Trailing Stop Orders in Crypto Trading and Their Benefits

When market conditions can change in the blink of an eye, you’re constantly on the lookout for tools that can help you manage risk and secure profits. One such tool that has gained popularity among crypto traders is the Trailing Stop order. This advanced order type offers a strategic blend of flexibility and control, allowing traders to stay on top of their game without having to constantly monitor the market.

Learn more about Trailing Stop Orders, how they work, and their benefits.

What Are Trailing Stop Orders

Trailing Stop orders are dynamic trading tools designed to protect profits and limit losses. This can be done since these orders automatically adjust the stop price as the market price moves in a favorable direction. 

Unlike traditional stop orders, which have a fixed stop price, Trailing Stop orders trail the market price at a specified distance. This means that if a cryptocurrency’s price increases, the Trailing Stop will rise accordingly, locking in potential profits. Conversely, if the market price falls, the Trailing Stop stays in place, protecting you from larger losses.

In essence, Trailing Stop orders allow you to lock in gains while also making room for potential upside.

How Do Trailing Stop Orders Work?

Let's break down the mechanics of trailing stop orders with a practical example:

Suppose you buy 1 BTC at $50,000 and set a trailing stop order with a trail distance of 5%.

Initially, your stop price is set at $47,500 (5% below your purchase price).

If the market price of BTC increases to $60,000, your stop price will automatically adjust to $57,000 (5% below the highest market price).

However, if the market price starts to decline, the stop price remains unchanged, allowing you to lock in profits if the price retraces but triggering a sell order if it drops by the specified trail distance.

Benefits of Trailing Stop Orders

Get more flexibility in your strategy

Trailing Stop orders provide a dynamic approach to risk management. They allow you to set a maximum loss you’re willing to accept, while also giving you the flexibility to adjust to market movements and potentially increase your profits without manual intervention.

Easy profit protection

Trailing Stop orders allow you to secure profits by automatically adjusting the stop price in line with market movements; as the market price climbs, the trailing stop follows, ensuring that gains aren’t lost if the market suddenly reverses. This reduces the risk of giving back gains during price fluctuations.

Emotion-free execution

Trailing Stop orders remove the emotional component from trading decisions, as they’re executed automatically based on predefined parameters, preventing impulsive actions driven by fear or greed. These orders also help you adhere to your trading strategies and stick to your exit plans.

Reduce your losses

By trailing the market price at a predetermined distance, Trailing Stop orders help mitigate potential losses by triggering a sell order if the price deviates unfavorably. This helps you preserve your capital and capitalize on trends.

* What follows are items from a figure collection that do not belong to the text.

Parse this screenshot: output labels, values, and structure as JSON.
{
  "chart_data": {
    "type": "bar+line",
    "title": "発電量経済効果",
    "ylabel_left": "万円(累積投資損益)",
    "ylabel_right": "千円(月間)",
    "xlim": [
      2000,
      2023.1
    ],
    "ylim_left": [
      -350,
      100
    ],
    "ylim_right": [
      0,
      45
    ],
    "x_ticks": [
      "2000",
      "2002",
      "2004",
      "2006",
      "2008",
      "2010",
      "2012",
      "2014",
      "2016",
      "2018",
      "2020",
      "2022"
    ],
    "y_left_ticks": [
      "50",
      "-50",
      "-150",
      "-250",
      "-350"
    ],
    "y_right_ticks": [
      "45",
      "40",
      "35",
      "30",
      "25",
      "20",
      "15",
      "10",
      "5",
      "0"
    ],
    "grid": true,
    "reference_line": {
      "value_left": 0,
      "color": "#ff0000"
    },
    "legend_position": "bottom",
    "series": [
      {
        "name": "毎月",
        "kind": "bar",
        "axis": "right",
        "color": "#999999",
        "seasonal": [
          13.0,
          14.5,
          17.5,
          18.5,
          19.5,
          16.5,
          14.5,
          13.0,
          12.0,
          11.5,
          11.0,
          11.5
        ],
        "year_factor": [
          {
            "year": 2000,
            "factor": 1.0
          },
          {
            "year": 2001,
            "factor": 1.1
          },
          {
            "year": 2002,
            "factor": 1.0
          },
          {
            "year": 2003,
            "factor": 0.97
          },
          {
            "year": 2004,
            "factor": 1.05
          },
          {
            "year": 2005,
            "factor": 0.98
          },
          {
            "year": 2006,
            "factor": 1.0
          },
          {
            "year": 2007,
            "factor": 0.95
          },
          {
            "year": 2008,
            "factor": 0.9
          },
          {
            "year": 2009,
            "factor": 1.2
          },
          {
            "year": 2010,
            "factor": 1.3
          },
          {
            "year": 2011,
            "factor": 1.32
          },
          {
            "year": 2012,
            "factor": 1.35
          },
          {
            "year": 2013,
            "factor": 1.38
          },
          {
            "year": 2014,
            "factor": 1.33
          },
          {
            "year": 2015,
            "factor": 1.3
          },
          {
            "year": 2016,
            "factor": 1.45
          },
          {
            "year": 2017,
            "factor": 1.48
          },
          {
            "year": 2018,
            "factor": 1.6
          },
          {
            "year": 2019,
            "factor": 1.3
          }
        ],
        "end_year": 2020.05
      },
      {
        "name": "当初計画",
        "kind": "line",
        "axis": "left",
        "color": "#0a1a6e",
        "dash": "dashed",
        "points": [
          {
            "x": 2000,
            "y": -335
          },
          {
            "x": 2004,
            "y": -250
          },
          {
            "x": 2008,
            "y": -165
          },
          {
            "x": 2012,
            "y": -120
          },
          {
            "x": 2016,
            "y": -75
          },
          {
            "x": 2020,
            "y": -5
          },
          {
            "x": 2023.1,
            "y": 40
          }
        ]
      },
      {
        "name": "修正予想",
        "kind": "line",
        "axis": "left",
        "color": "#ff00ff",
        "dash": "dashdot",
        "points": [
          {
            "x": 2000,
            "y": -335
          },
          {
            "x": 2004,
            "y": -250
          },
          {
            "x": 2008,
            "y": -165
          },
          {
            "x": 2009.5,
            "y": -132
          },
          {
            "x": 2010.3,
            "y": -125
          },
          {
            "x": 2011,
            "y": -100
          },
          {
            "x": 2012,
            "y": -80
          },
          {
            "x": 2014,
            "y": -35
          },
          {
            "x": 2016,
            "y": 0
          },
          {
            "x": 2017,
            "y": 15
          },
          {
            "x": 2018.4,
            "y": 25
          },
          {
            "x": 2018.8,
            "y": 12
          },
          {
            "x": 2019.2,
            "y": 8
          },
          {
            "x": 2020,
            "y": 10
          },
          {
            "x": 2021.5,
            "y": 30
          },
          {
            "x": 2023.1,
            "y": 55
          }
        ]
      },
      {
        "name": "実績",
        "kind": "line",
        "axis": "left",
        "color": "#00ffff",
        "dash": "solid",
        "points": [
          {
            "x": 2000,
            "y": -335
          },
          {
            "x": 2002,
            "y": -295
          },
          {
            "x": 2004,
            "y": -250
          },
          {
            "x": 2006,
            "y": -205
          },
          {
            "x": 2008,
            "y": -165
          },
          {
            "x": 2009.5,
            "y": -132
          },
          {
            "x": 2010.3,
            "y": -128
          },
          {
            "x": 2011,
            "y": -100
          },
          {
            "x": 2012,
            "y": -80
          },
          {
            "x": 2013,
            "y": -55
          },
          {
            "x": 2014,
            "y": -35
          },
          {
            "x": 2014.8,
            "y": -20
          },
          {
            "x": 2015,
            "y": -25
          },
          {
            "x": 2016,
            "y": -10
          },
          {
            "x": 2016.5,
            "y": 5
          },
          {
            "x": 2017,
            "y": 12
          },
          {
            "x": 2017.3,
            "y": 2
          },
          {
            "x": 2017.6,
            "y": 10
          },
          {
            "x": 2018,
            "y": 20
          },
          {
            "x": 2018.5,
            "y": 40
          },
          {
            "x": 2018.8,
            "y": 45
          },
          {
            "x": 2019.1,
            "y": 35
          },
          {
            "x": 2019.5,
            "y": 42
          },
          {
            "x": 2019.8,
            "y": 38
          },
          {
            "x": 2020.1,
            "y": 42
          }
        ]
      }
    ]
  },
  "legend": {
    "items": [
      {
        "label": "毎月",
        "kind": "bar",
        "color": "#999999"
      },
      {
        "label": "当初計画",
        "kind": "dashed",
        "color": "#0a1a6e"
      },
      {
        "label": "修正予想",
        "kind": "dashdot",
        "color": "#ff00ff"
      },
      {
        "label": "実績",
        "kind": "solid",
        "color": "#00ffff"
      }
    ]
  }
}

Strategies for Using Trailing Stop Orders

Traders can employ Trailing Stop orders in various ways, depending on their trading style and objectives. Some may use them to enter a position, setting the order to buy when a downtrend reverses. 

Others might use them to exit a position, selling after an uptrend appears to run out of steam.  In a long position, you can set a Trailing Stop loss below the current market price, while in a short position, you can place the Trailing Stop above the current market price.

The key is to find the optimal trailing distance that balances response to market conditions and price volatility.

Practical Examples

  • Bitcoin (BTC) Trade

Suppose you buy 2 BTC at $55,000 and set a trailing stop order with a trail distance of 7%. As the price of BTC climbs to $65,000, your Trailing Stop order adjusts accordingly, locking in profits while allowing you to capitalize on further upside potential.

  • Ethereum (ETH) Trade

You purchase 5 ETH at $3,000 and set a trailing stop order with a trail distance of 8%. If the price of ETH surges to $4,000, your Trailing Stop order adapts, safeguarding your gains in case of a market reversal

How to Use Altrady’s Trailing Stop Orders

With Altrady, you can use two types of Trailing Stop orders

  • the Limit Trailing Stop – an entry order to secure optimal buy or sell prices
  • the Limit Trailing Stop – an exit strategy for owned coins (also known as Trailing Take Profit), enhancing Take Profit opportunities

trailing stop loss

Incorporating Altrady’s Trailing Stop order involves configuring three key parameters:

  1. the Trigger Price, which initiates trailing; this can be set as the Current Price for immediate activation.
  2. the Stop Percentage, determining the extent of price retracement before order execution; any deviations below this percentage won't activate the order, while those exceeding it will.
  3. the Limit Percentage, allowing flexibility in order fulfillment; this parameter influences the calculation of the Limit Price upon order placement.


Trailing Stop orders are invaluable tools for crypto traders seeking to manage risks and optimize profits in volatile markets. Automatically adjusting stop prices based on market movements, Trailing Stop orders provide a disciplined approach to trading while allowing you to capitalize on favorable trends. 

Incorporate trailing stop orders into your trading strategy and you’ll enhance your overall performance and trading strategies.